Our sail back into the USVI was upwind, something we hadn’t done for a long time. So instead of usual downwind sailing-set and almost forget the sails, we actually had to tack our way back to St Thomas, entering the bay followed by a cruise ship.
We had a few days of shopping while anchored in the huge calm bay of Charlotte Amalie close to the cruise ships and superyachts. Apparently this one has 60 staff, 2 teams of 30!
Francis Bay was a wonderful base for walks, with beautiful views over Cinnamon, Maho and Francis Bays.
Ian had been keen to get to the Soggy Dollar bar, so we left Sea Cloud at anchor in Great Harbour
and walked around to the beautiful White Beach,
where we (as one does) drank our painkillers in the water.
then relaxed on the beach – something we never do
Benures Bay on Norman Island was beautiful, close to ‘the Indians’ for a morning snorkel.
After an anniversary dinner on Cooper Island (where it all began), we sailed to Anegada, the northernmost island in the BVI. We had hesitated about coming here as it is shallow! As the conditions were so calm we decided to try as it made a logical spot from which to sail to St Maarten. With a maximum height of only about 6metres, from a distance all you can see is a long spit of sand, beautiful blue water and a few trees.
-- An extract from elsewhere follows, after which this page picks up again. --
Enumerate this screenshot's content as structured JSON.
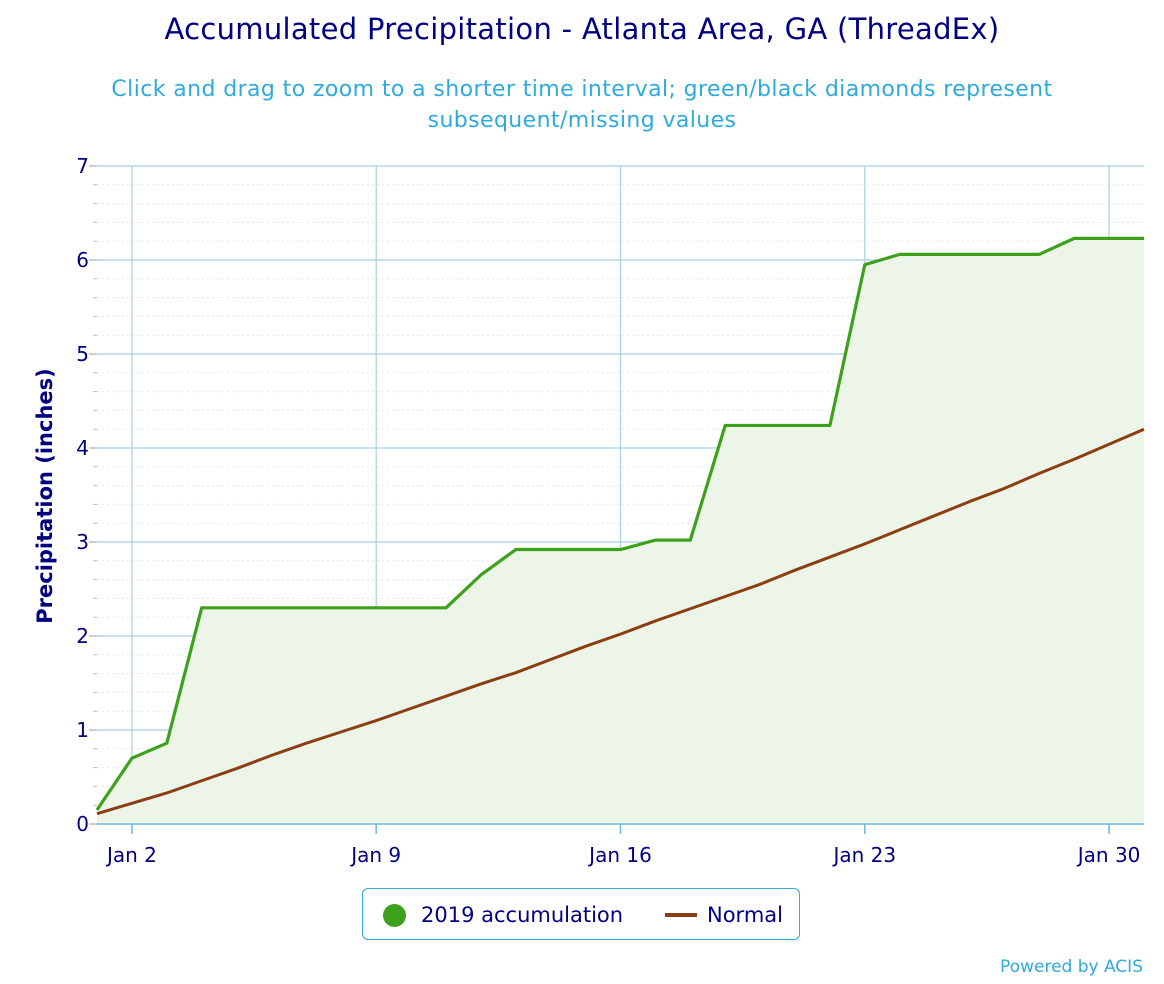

By the look of the charts, with Sea Cloud’s draft of 2.35m, we should have been able to get into the anchorage (just). But as the depth gauge read 2.1m, we made a hasty retreat, fortunately without touching bottom.
The anchorage at Pomato Point was a little rolly, but not too far to head into town for Anegada’s famous lobster. Excitement during our dinghy ride – a stingray launched itself into the air in front of us…. amazing site!
I had vowed never to get on a scooter with Ian – he’s not great even on a pushbike. But Anegada is so flat, there are almost no cars, just the odd goat and cow on the road and I really wanted to snorkel on the other side of the island.